Our memories are 1 million buttons.

Others and other things keep hitting those buttons. 

Turning them off and listening to what other's buttons hit - is real listening.

Dementia is the loss of memory.

As we age we have more and more trouble with names - of persons, places and things.

So having our memories jarred, is a good thing. It shows we still have them and we make connections.

As a preacher - speaking to 800 people on a Sunday morning - wow I'm hitting lots of buttons.

I pause - saying to myself - I'm triggering a lot of stuff right now. I imagine the inner conversations going on in the minds and memories of those present - a tiny bit of which I triggered. They have stuff from yesterday and last week to sort out - and church time is as good as any time to chew on them.

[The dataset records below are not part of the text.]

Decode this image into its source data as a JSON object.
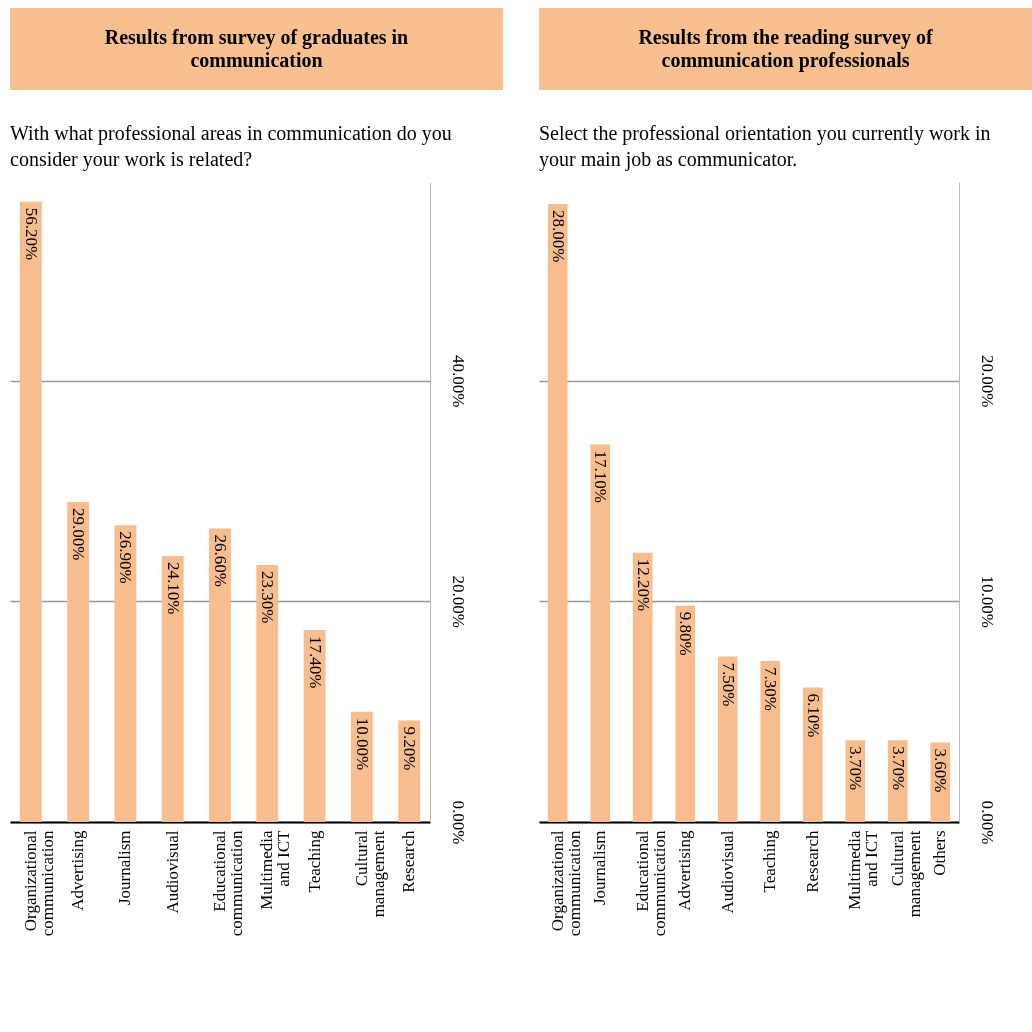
{
  "chart_data": [
    {
      "type": "bar",
      "title": "Results from survey of graduates in communication",
      "subtitle": "With what professional areas in communication do you consider your work is related?",
      "categories": [
        "Organizational communication",
        "Advertising",
        "Journalism",
        "Audiovisual",
        "Educational communication",
        "Multimedia and ICT",
        "Teaching",
        "Cultural management",
        "Research"
      ],
      "values": [
        56.2,
        29.0,
        26.9,
        24.1,
        26.6,
        23.3,
        17.4,
        10.0,
        9.2
      ],
      "value_labels": [
        "56.20%",
        "29.00%",
        "26.90%",
        "24.10%",
        "26.60%",
        "23.30%",
        "17.40%",
        "10.00%",
        "9.20%"
      ],
      "color": "#f8bd8e",
      "ylim": [
        0,
        58
      ],
      "yticks": [
        {
          "value": 0,
          "label": "0.00%"
        },
        {
          "value": 20,
          "label": "20.00%"
        },
        {
          "value": 40,
          "label": "40.00%"
        }
      ],
      "grid": "y"
    },
    {
      "type": "bar",
      "title": "Results from the reading survey of communication professionals",
      "subtitle": "Select the professional orientation you currently work in your main job as communicator.",
      "categories": [
        "Organizational communication",
        "Journalism",
        "Educational communication",
        "Advertising",
        "Audiovisual",
        "Teaching",
        "Research",
        "Multimedia and ICT",
        "Cultural management",
        "Others"
      ],
      "values": [
        28.0,
        17.1,
        12.2,
        9.8,
        7.5,
        7.3,
        6.1,
        3.7,
        3.7,
        3.6
      ],
      "value_labels": [
        "28.00%",
        "17.10%",
        "12.20%",
        "9.80%",
        "7.50%",
        "7.30%",
        "6.10%",
        "3.70%",
        "3.70%",
        "3.60%"
      ],
      "color": "#f8bd8e",
      "ylim": [
        0,
        29
      ],
      "yticks": [
        {
          "value": 0,
          "label": "0.00%"
        },
        {
          "value": 10,
          "label": "10.00%"
        },
        {
          "value": 20,
          "label": "20.00%"
        }
      ],
      "grid": "y"
    }
  ]
}
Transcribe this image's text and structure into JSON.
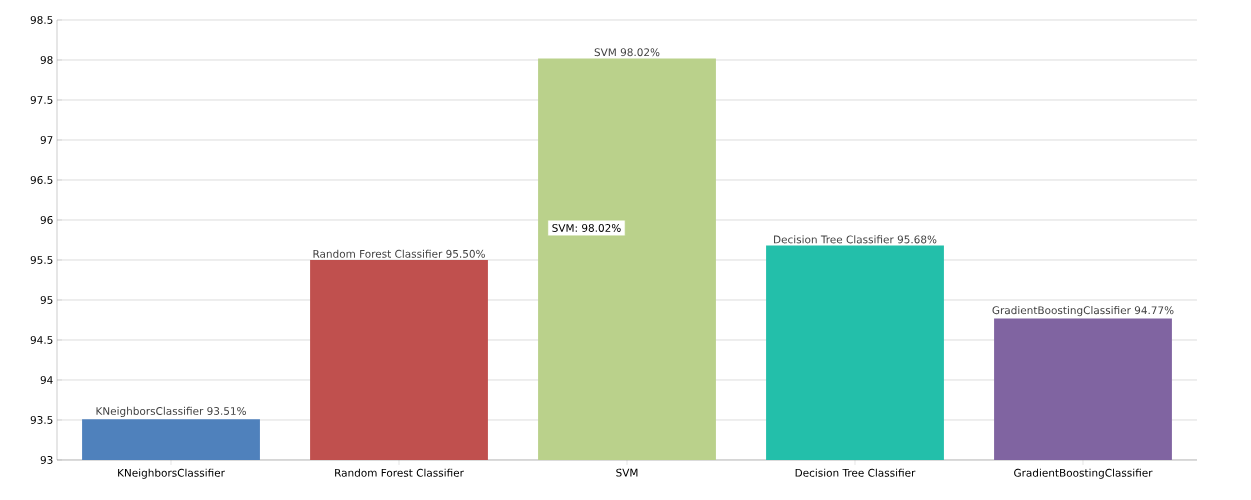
{
  "chart_data": {
    "type": "bar",
    "categories": [
      "KNeighborsClassifier",
      "Random Forest Classifier",
      "SVM",
      "Decision Tree Classifier",
      "GradientBoostingClassifier"
    ],
    "values": [
      93.51,
      95.5,
      98.02,
      95.68,
      94.77
    ],
    "colors": [
      "#4f81bc",
      "#c0504e",
      "#bad18b",
      "#23bfaa",
      "#8064a1"
    ],
    "value_labels": [
      "KNeighborsClassifier 93.51%",
      "Random Forest Classifier 95.50%",
      "SVM 98.02%",
      "Decision Tree Classifier 95.68%",
      "GradientBoostingClassifier 94.77%"
    ],
    "ylim": [
      93,
      98.5
    ],
    "yticks": [
      93,
      93.5,
      94,
      94.5,
      95,
      95.5,
      96,
      96.5,
      97,
      97.5,
      98,
      98.5
    ],
    "grid": "y",
    "annotations": [
      "SVM: 98.02%"
    ]
  }
}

As a preacher I have to laugh at myself at the times I thought everyone was listening.

I say the word "orange".

Imagine what that word could trigger: Halloween, Florida, a basketball, throwing an orange that broke a window, West Orange, New Jersey, a girl friend from 31 years ago who love orange laces in her sneakers. 

So what am I saying here?

Skill # 1 in listening is the trying to be aware of what another is saying - yes it triggers my past - but if I want to really listen to another - I try to hear their past.

Dwelling on my stuff - my memories - diminishes my listening to another - and what they are saying and thinking.

But when I say, "Shut up my memories - and hear this other person's memories" watch what happens?

The other feels recognized and heard - and a moment of receiving Holy Communion.